In Fact Harmonic is the world’s first virtualized cable access network, Harmonic CableOS solution brings faster internet speeds to consumers while simultaneously reducing the space, power and other cost constraints that typically impede growth for cable operators.

Running on a 1-RU Intel x86 server, the software eliminates the need to purchase space-consuming and expensive hardware-based CMTS platforms, allowing operators to break away from the cycle of needing to upgrade hardware every three years to accommodate capacity growth requirements. Regular CableOS software upgrades accelerate the introduction of new features, including next-generation standards, DOCSIS 3.1 capabilities, and capacity is gained simply by adding new 1-RU servers.

Many cable operators are in the process of replacing their old cable modem termination systems (CMTS) with CCAP. However, CCAP was originally conceived as another (large) piece of hardware. A virtual CCAP takes the technology to the next level with the goal of modular pieces and parts that can be virtualized and run on generic hardware.

CableOS Features

Greater agility:

CableOS Core software runs on an Intel® x86-based server, so you no longer need to purchase space-consuming and expensive hardware-based CMTS platforms, and you can break away from the cycle of needing to upgrade hardware every three years to accommodate your capacity growth requirements.

Improved feature velocity:

Regular CableOS software upgrades help you accelerate the introduction of new features, including high-layer DOCSIS 3.1 capabilities, and make capacity gains simply by adding new 1-RU servers. CableOS also aligns with industry virtualization initiatives, enabling greater operational elasticity and orchestration.

Capex savings:

CableOS supports centralized and distributed cable access architectures that enable the fast deployment of your IP-based and legacy data, video, and voice services. CableOS saves up to 75% on space and power costs in a centralized deployment and up to 90% in a distributed deployment.

Support for multiple use cases

– Migrate to software and NFV-based cable access architecture
– Migrate to a deep fiber or digital fiber architecture
– Deploy gigabit services
– Reduce space and power consumption in your headend and hub
– Reclaim equipment from small remote hubs to a centralized facility
– Scale from a small operation to one that can support 100+ service groups

Greater capacity and lower space requirements:

Featuring the industry’s first software-based CMTS and end-to-end Remote PHY architecture, Harmonic’s CableOS solution allows you to deliver high-speed IP services – but with reduced space and power requirements. CableOS saves up to 90% on space, power and cooling costs in a variety of deployment architectures.

End-to-end Remote PHY solution:

If you are seeking to deploy a fiber deep network that can support both IP and legacy services, Harmonic’s CableOS solution can help you simplify the migration.

In addition to moving RF components out of the headend and into the field, decoupling the CCAP core from the physical layer in a Remote PHY architecture leverages the benefits of digital fiber, such as signal transport over much longer distances, more wavelengths, and improved signal quality.

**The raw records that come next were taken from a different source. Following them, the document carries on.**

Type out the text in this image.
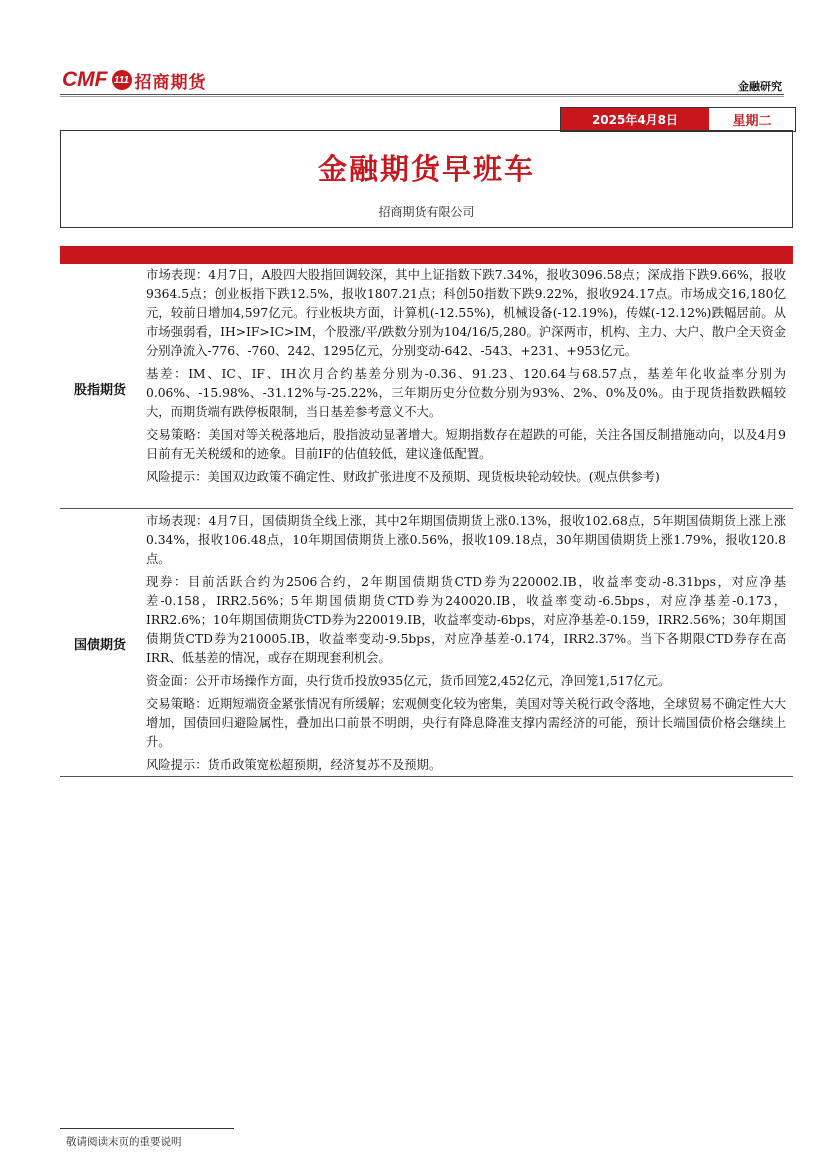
CMF 111 招商期货	金融研究
2025年4月8日	星期二
金融期货早班车
招商期货有限公司
股指期货

市场表现：4月7日，A股四大股指回调较深，其中上证指数下跌7.34%，报收3096.58点；深成指下跌9.66%，报收9364.5点；创业板指下跌12.5%，报收1807.21点；科创50指数下跌9.22%，报收924.17点。市场成交16,180亿元，较前日增加4,597亿元。行业板块方面，计算机(-12.55%)，机械设备(-12.19%)，传媒(-12.12%)跌幅居前。从市场强弱看，IH>IF>IC>IM，个股涨/平/跌数分别为104/16/5,280。沪深两市，机构、主力、大户、散户全天资金分别净流入-776、-760、242、1295亿元，分别变动-642、-543、+231、+953亿元。

基差：IM、IC、IF、IH次月合约基差分别为-0.36、91.23、120.64与68.57点，基差年化收益率分别为0.06%、-15.98%、-31.12%与-25.22%，三年期历史分位数分别为93%、2%、0%及0%。由于现货指数跌幅较大，而期货端有跌停板限制，当日基差参考意义不大。

交易策略：美国对等关税落地后，股指波动显著增大。短期指数存在超跌的可能，关注各国反制措施动向，以及4月9日前有无关税缓和的迹象。目前IF的估值较低，建议逢低配置。

风险提示：美国双边政策不确定性、财政扩张进度不及预期、现货板块轮动较快。(观点供参考)

国债期货

市场表现：4月7日，国债期货全线上涨，其中2年期国债期货上涨0.13%，报收102.68点，5年期国债期货上涨上涨0.34%，报收106.48点，10年期国债期货上涨0.56%，报收109.18点，30年期国债期货上涨1.79%，报收120.8点。

现券：目前活跃合约为2506合约，2年期国债期货CTD券为220002.IB，收益率变动-8.31bps，对应净基差-0.158，IRR2.56%；5年期国债期货CTD券为240020.IB，收益率变动-6.5bps，对应净基差-0.173，IRR2.6%；10年期国债期货CTD券为220019.IB，收益率变动-6bps，对应净基差-0.159，IRR2.56%；30年期国债期货CTD券为210005.IB，收益率变动-9.5bps，对应净基差-0.174，IRR2.37%。当下各期限CTD券存在高IRR、低基差的情况，或存在期现套利机会。

资金面：公开市场操作方面，央行货币投放935亿元，货币回笼2,452亿元，净回笼1,517亿元。

交易策略：近期短端资金紧张情况有所缓解；宏观侧变化较为密集，美国对等关税行政令落地，全球贸易不确定性大大增加，国债回归避险属性，叠加出口前景不明朗，央行有降息降准支撑内需经济的可能，预计长端国债价格会继续上升。

风险提示：货币政策宽松超预期，经济复苏不及预期。

敬请阅读末页的重要说明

Lowering broadband delivery costs:

The CableOS solution enables migration to multi-gigabit broadband capacity and the fast deployment of DOCSIS 3.1 data, video and voice services. It also resolves space and power constraints in the headend and hub, eliminates dependence on hardware upgrade cycles and reduces the total cost of ownership. With its multi-dimensional scalability, the CableOS platform even allows you to cost-effectively grow from a small number of service groups to over a hundred, simply by adding 1-RU servers.